Citrix on Tuesday will officially launch XenDesktop 4, software that will compete directly with VMware’s View by promising a way to deliver virtualization to any kind of personal computing device.
While most IT departments have been focused on virtualizing their server infrastructure over the last few years, both Citrix and VMware are counting on the same thing happening at the desktop level. XenDesktop 4’s key feature is FlexCast, a set of modules that can bring desktop virtualization to mobile workers, remote workers, guests and other use-case scenarios.
Citrix product marketing manager Calvin Hsu gave the example of what he called a “task worker,” such as a retail clerk or someone one a manufacturing shop floor, who doesn’t need a high degree of desktop personalization. FlexCast will allow users to connect into a server with Windows RDS Terminal Services and share a single instance of a desktop.
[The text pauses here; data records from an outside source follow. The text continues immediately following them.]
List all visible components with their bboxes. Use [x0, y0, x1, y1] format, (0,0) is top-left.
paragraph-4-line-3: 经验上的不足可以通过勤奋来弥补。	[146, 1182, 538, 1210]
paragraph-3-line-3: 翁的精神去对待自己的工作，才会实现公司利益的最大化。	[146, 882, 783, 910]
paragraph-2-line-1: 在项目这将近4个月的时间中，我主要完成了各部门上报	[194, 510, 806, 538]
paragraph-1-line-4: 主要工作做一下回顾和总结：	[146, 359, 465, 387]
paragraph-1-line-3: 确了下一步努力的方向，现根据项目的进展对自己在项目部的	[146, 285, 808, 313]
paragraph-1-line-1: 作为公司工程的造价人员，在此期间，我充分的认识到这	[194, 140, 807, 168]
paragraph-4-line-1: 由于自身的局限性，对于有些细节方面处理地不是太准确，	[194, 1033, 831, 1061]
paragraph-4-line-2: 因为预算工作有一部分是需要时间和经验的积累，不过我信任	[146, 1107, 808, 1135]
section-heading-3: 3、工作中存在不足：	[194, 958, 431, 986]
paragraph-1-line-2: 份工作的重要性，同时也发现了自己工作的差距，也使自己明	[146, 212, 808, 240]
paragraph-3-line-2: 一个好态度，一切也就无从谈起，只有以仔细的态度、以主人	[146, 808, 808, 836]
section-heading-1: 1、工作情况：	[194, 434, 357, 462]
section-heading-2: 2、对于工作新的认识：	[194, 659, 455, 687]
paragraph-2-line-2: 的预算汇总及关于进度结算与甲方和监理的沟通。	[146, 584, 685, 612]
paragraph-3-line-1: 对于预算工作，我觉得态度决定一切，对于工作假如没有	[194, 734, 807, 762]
“They’ll have individual sessions, but the same configuration information with whatever applications and some minor ability to customize,” he said. “It’s great for task worker use cases, because it makes it more flexible.”
IT managers would be able to run 500 desktop users off a single server thanks to XenDesktop 4’s FlexCast, Hsu said.
XenDesktop 4 will also include enhancements to HDX, Citrix’s technology to allow a high-definition user experience for virtual desktop users. Hsu said HDX will now consume up to 90 per cent less bandwidth than before, as well as good audio for voice-over-IP and specific integration to address branch office WAN optimization.
Like VMware, which sees Microsoft’s launch of Windows 7 later this month as a major desktop virtualization catalyst, Citrix believes customers are see the technology as a “strategic direction for their desktops, rather than a niche purchase for a certain set of users,” according to Hsu. However Andi Mann, an analyst with Enterprise Management Associates in XX, said many IT managers may see desktop virtualization as technology still in the alpha stage.
“It’s more of an edge case than a mainstream case at the moment,” he said. “Part of that is to do with maturity. A lot is to do with the confidence level to deploy this, manage this, secure it, make it compliant.”
Once they make the move, however, Citrix may be in a good position, Mann said. He cited EMA research which indicated 40 per cent of enterprises are planning a deployment of server-hosted desktops in 12 months. XenDesktop is tightly integrated with XenApp, Citrix’s application virtualization product, which could give the company an advantage, Mann said.
“What we’re seeing here is Citrix actually addressing two of the top five outcomes through one product.”
Desktop virtualization was a key theme at last month’s VMworld 2009, where VMware hosted Telus in a keynote about how the telecom firm is using VMware View across more than 1,000 desktops. It also announced a bundling relationship for View with Dell. Hsu, however, said Citrix recently scored a 40,000-seat deal with a manufacturing firm and a 125,0000-seat deal with a financial services firm in the second quarter.
Citrix will also be moving to concurrent licensing, which is a staple of XenApp to user-based licensing for XenDesktop 4. Standard licensing will be US$75/user, enterprise will be US$225/user and Platinum, which includes the FlexCast delivery technology, will be US$350/user. Mann said ease of use and support for other systems and applications will probably be more important to most IT managers, though.
“VMware has a very strong financial position. They could probably afford to run a loss-leading program to try and combat that,” he said. “Cost is not the big issue here. Looking at the research, the lowest two decision factors for enterprises looking to choose are purchase costs and whether they have an existing installation from the same vendor. This is a fresh market. Everyone’s in play here.”
Citrix is also working a bare-metal hypervisor, called XenClient, which Hsu said is still on track for introduction early next year.